Anyway, a father and husband was dead, the family heartbroken, broke, a tragedy, and the women on my mock jury, except the one Indian with a post-graduate degree, all emotional and irrational (some of the men, too), when it was quite clear that the plaintiff, that is the dead man’s family, didn’t have a case.
I can’t believe how many people are confidently predicting acquittal. Then again, Romney supporters were also pretty confident. People are slow to realize what has happened over the last 20 or so years. A system/society with Barack Obama sitting at its pinnacle is certainly capable of convicting a man without evidence.
When you place elected or not elected corrupt and incompetent people in office such as Angela Corey and others higher up or lower down, injustice happens.
There’s a consideration for the future in all this. If someone has to justifiably use lethal force, does that someone wait for the police to show up and face a similar mess as Zimmerman has faced, or does that someone just leave and never acknowledge responsibility if there is the opportunity to do so.
This consideration is not just applicable to that someone, it is also applicable to anyone who hears about the incident. Running away is frequently considered a sign of guilt even in the case of objective innocence, but after the Zimmerman fiasco it might be considered a sign of intelligence.

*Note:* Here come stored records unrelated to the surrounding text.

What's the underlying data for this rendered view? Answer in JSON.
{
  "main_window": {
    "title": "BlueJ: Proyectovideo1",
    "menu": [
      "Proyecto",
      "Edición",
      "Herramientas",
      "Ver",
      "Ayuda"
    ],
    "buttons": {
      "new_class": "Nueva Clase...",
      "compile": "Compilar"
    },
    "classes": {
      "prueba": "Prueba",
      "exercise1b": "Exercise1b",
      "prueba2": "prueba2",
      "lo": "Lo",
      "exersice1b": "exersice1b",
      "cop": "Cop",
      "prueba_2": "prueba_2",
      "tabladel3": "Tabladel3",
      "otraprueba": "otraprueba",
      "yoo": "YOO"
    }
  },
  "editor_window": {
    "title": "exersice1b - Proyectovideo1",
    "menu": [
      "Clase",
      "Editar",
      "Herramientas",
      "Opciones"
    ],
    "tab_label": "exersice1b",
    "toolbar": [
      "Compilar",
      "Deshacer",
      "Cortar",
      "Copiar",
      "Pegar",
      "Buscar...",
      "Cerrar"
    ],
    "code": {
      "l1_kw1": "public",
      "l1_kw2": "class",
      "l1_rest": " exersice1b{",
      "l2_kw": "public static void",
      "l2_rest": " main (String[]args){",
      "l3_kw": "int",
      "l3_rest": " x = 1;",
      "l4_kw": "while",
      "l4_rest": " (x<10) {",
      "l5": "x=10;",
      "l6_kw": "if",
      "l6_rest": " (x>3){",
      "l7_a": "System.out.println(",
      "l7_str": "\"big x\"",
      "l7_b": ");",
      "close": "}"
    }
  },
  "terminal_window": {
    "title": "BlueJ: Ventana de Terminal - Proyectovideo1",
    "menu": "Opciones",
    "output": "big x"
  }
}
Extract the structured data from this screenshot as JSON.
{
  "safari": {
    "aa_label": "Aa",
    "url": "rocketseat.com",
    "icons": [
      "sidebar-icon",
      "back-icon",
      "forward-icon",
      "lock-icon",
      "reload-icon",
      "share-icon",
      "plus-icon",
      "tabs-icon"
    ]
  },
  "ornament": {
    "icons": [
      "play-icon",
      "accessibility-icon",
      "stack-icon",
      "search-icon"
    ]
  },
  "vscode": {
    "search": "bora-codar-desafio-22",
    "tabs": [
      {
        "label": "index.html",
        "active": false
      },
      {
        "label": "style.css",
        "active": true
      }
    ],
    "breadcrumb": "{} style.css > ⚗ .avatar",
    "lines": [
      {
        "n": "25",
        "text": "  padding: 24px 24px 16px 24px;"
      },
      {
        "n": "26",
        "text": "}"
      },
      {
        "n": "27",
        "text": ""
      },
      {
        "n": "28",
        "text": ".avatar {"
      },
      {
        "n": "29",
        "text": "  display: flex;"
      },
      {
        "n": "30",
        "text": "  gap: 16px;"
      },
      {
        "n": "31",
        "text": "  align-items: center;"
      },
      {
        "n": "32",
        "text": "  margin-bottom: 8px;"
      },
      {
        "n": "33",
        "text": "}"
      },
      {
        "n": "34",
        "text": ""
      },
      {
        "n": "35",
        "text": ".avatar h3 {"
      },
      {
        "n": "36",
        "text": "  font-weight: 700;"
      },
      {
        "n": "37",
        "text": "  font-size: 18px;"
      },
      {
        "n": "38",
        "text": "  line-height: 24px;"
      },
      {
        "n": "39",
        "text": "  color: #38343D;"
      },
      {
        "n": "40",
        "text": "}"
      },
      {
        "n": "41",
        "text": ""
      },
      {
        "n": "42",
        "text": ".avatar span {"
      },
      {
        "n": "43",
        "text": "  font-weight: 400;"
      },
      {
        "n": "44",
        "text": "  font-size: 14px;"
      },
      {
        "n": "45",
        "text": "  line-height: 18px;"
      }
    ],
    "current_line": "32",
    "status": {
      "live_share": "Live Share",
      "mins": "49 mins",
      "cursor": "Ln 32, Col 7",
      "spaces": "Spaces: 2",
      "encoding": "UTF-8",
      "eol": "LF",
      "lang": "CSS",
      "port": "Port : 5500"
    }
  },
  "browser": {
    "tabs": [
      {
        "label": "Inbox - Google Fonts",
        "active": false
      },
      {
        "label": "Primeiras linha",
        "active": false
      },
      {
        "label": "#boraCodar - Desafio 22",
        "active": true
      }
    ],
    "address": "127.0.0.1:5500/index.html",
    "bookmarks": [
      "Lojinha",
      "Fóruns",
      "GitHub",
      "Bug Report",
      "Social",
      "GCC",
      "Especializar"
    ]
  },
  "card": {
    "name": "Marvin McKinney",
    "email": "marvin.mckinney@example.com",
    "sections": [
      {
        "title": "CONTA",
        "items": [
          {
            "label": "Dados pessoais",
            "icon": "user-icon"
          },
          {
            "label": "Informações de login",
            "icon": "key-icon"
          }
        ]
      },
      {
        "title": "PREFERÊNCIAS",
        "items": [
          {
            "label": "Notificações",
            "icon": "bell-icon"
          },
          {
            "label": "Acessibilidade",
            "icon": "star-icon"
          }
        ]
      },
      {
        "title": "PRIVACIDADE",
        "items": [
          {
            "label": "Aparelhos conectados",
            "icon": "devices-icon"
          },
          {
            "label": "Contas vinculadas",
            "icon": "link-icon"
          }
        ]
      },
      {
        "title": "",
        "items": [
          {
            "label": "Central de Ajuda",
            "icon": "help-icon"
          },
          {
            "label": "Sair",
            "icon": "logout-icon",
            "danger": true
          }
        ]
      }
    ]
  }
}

I just found out today that Trayvon had marijuana in his system. And the goofball prosecution witness that was on the stand all day said that the marijuana in his system could have made him act in a not normal way. Of course, none of this was said in front of the jury, and the judge ruled that the jury couldn’t hear that. The talking heads after that segment was over said that that was reversible error and was definitely grounds for appeal.